As director John Leguizamo’s second attempt at directing it is not bad and there are some expansive exterior shots of Miami, a gritty and humid city in Florida, a far cry from the flashy Miami of the Bad Boys films.

If viewers enjoy low budget independent cinema, then Critical Thinking is worth seeing and gets a film rating of 6.5 out of 10. Critical Thinking is showing in cinemas.

The Man, the Myth, the Mayhem

John Wick Chapter Two

Director: Chad Stahelski

Cast: Keanu Reeves, Riccardo Scamarcio, Ian McShane, Ruby Rose, Common, Claudia Gerini, Laurence Fishburne, John Leguizamo, Lance Reddick

The image of the lone survivor battling against a gritty and unrepentant underworld pervades director Chad Stahelski’s operatic sequel to John Wick, simply titled John Wick Chapter Two set in New York and Rome.

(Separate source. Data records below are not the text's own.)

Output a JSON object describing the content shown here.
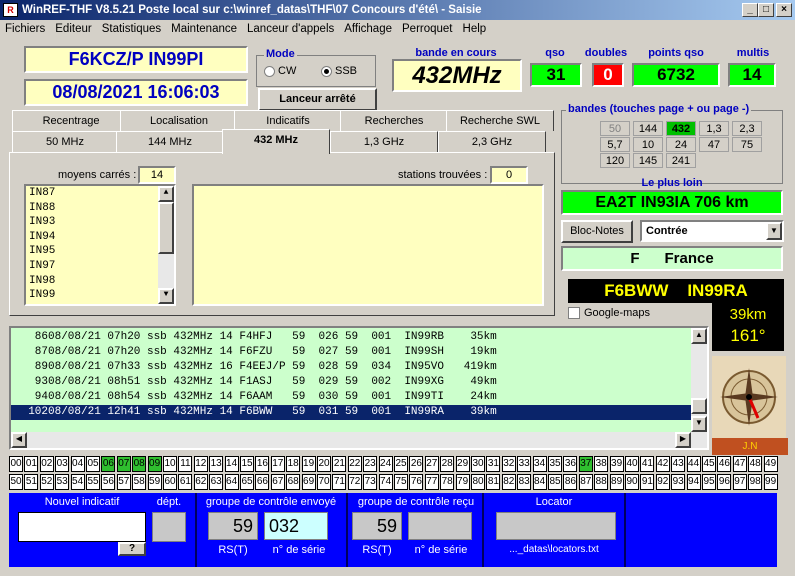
{
  "window": {
    "title": "WinREF-THF V8.5.21 Poste local sur c:\\winref_datas\\THF\\07 Concours d'été\\ -  Saisie",
    "icon": "R",
    "min": "_",
    "max": "□",
    "close": "×"
  },
  "menu": [
    "Fichiers",
    "Editeur",
    "Statistiques",
    "Maintenance",
    "Lanceur d'appels",
    "Affichage",
    "Perroquet",
    "Help"
  ],
  "station": {
    "callsign": "F6KCZ/P  IN99PI",
    "datetime": "08/08/2021   16:06:03"
  },
  "mode": {
    "title": "Mode",
    "options": [
      "CW",
      "SSB"
    ],
    "selected": "SSB"
  },
  "launcher_label": "Lanceur arrêté",
  "band": {
    "label": "bande en cours",
    "value": "432MHz"
  },
  "stats": {
    "qso_label": "qso",
    "qso": "31",
    "doubles_label": "doubles",
    "doubles": "0",
    "points_label": "points qso",
    "points": "6732",
    "multis_label": "multis",
    "multis": "14"
  },
  "tabs_top": [
    "Recentrage",
    "Localisation",
    "Indicatifs",
    "Recherches",
    "Recherche SWL"
  ],
  "tabs_bottom": [
    "50 MHz",
    "144 MHz",
    "432 MHz",
    "1,3 GHz",
    "2,3 GHz"
  ],
  "active_tab": "432 MHz",
  "squares": {
    "label": "moyens carrés :",
    "count": "14",
    "items": [
      "IN87",
      "IN88",
      "IN93",
      "IN94",
      "IN95",
      "IN97",
      "IN98",
      "IN99"
    ]
  },
  "found": {
    "label": "stations trouvées :",
    "count": "0"
  },
  "bands": {
    "title": "bandes (touches page + ou page -)",
    "rows": [
      [
        "50",
        "144",
        "432",
        "1,3",
        "2,3"
      ],
      [
        "5,7",
        "10",
        "24",
        "47",
        "75"
      ],
      [
        "120",
        "145",
        "241"
      ]
    ],
    "active": "432",
    "disabled": "50"
  },
  "farthest": {
    "label": "Le plus loin",
    "value": "EA2T  IN93IA  706 km"
  },
  "notes_button": "Bloc-Notes",
  "country_select": "Contrée",
  "country": {
    "value": "F      France"
  },
  "current": {
    "call": "F6BWW    IN99RA",
    "km": "39km",
    "deg": "161°"
  },
  "google_maps": "Google-maps",
  "compass_label": "J.N",
  "log": [
    [
      "86",
      "08/08/21",
      "07h20",
      "ssb",
      "432MHz",
      "14",
      "F4HFJ",
      "59",
      "026",
      "59",
      "001",
      "IN99RB",
      "35",
      "km"
    ],
    [
      "87",
      "08/08/21",
      "07h20",
      "ssb",
      "432MHz",
      "14",
      "F6FZU",
      "59",
      "027",
      "59",
      "001",
      "IN99SH",
      "19",
      "km"
    ],
    [
      "89",
      "08/08/21",
      "07h33",
      "ssb",
      "432MHz",
      "16",
      "F4EEJ/P",
      "59",
      "028",
      "59",
      "034",
      "IN95VO",
      "419",
      "km"
    ],
    [
      "93",
      "08/08/21",
      "08h51",
      "ssb",
      "432MHz",
      "14",
      "F1ASJ",
      "59",
      "029",
      "59",
      "002",
      "IN99XG",
      "49",
      "km"
    ],
    [
      "94",
      "08/08/21",
      "08h54",
      "ssb",
      "432MHz",
      "14",
      "F6AAM",
      "59",
      "030",
      "59",
      "001",
      "IN99TI",
      "24",
      "km"
    ],
    [
      "102",
      "08/08/21",
      "12h41",
      "ssb",
      "432MHz",
      "14",
      "F6BWW",
      "59",
      "031",
      "59",
      "001",
      "IN99RA",
      "39",
      "km"
    ]
  ],
  "selected_row": 5,
  "numbers_green": [
    "06",
    "07",
    "08",
    "09",
    "37"
  ],
  "entry": {
    "new_call_label": "Nouvel indicatif",
    "dept_label": "dépt.",
    "help": "?",
    "sent_label": "groupe de contrôle envoyé",
    "sent_rs": "59",
    "sent_serial": "032",
    "rs_label": "RS(T)",
    "serial_label": "n° de série",
    "recv_label": "groupe de contrôle reçu",
    "recv_rs": "59",
    "locator_label": "Locator",
    "locator_file": "..._datas\\locators.txt"
  }
}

Starring action front man Keanu Reeves as John Wick, the second film obviously has a bigger budget and definitely has revitalized Reeves’s career after his millennial peak in The Matrix Trilogy.

Keanu Reeves has a fascinating filmography first spotted as Glenn Close’s young lover in Stephen Frears’s sumptuous film Dangerous Liaisons and then as a King Henry VI type character in Gus van Sant’s landmark film My Own Private Idaho. Reeves then gained studio attention with the success of the action film Speed opposite Sandra Bullock. Keanu Reeves strengthened his position as bankable star in the Wachowski’s global post-apocalyptic phenomenon The Matrix Trilogy.

John Wick Chapter Two follows John Wick’s attempts to retire after he extricates his 1969 Ford Mustang Boss 429 from a creepy Russian mob boss, a brief appearance by Peter Stormare. The film’s opening sequence features a violent car chase sequence in New York which forcefully grabs audience’s attention immediately and never let’s go.

The plot point of the film comes when John Wick is visited by an Italian mob boss Santino D’Antonio played with psychopathic relish by Italian actor Riccardo Scamarcio (Burnt) who requests Wick, a professional assassin to kill his rival, Santino’s sister Gianna played by Claudia Gerini who has inadvertently inherited the title of becoming the head of an influential Italian crime family much to her brother’s horror. Gianna is protected by another loyal hitman Cassian lethally played by Common as she hosts a decadent party in Rome celebrating her new title.

As John Wick arrives in Rome, the film takes on a hyper-realized style and the consequent shootout in the catacombs below the Italian capital are brilliant in their execution and expedient its violent body count. The action in the Roman sequence is frenzied leaving audiences bloodthirsty like spectators at the Coliseum breathlessly wanting more spectacle.

The third act of the film swiftly moves back to New York where John Wick has to not only battle Santino but also seeks counsel from Winston, an enigmatic performance by Ian McShane, who is head of a covert league of assassins who are all governed by an intricate set of rules which is meant to keep killing down to a sort of stylized etiquette. No one is to be killed inside the Continental, an elegant establishment where assassins can check in and rest in between their lethal assignments. Perhaps even grab a cocktail together at the hotel bar.

With a welcome appearance by Matrix co-star Laurence Fishburne as the Bowery King who has a network of homeless people protecting him and assisting John Wick, the third act gets propelled into a vicious cycle of retribution.

John Wick Chapter Two delivers on all fronts, from complex fight sequences, to exotic and memorable locations including the elaborate final shootout at the Lincoln Centre amidst an exhibition entitled Reflections of the Soul, which director Stahelski is surely paying homage to the Bond film The Man with the Golden Gun.

Certainly the mayhem is overkill, yet the man and myth of John Wick Chapter Two lives up to expectations definitely pointing to another bloodthirsty sequel. This film gets a rating of 7.5 out of 10.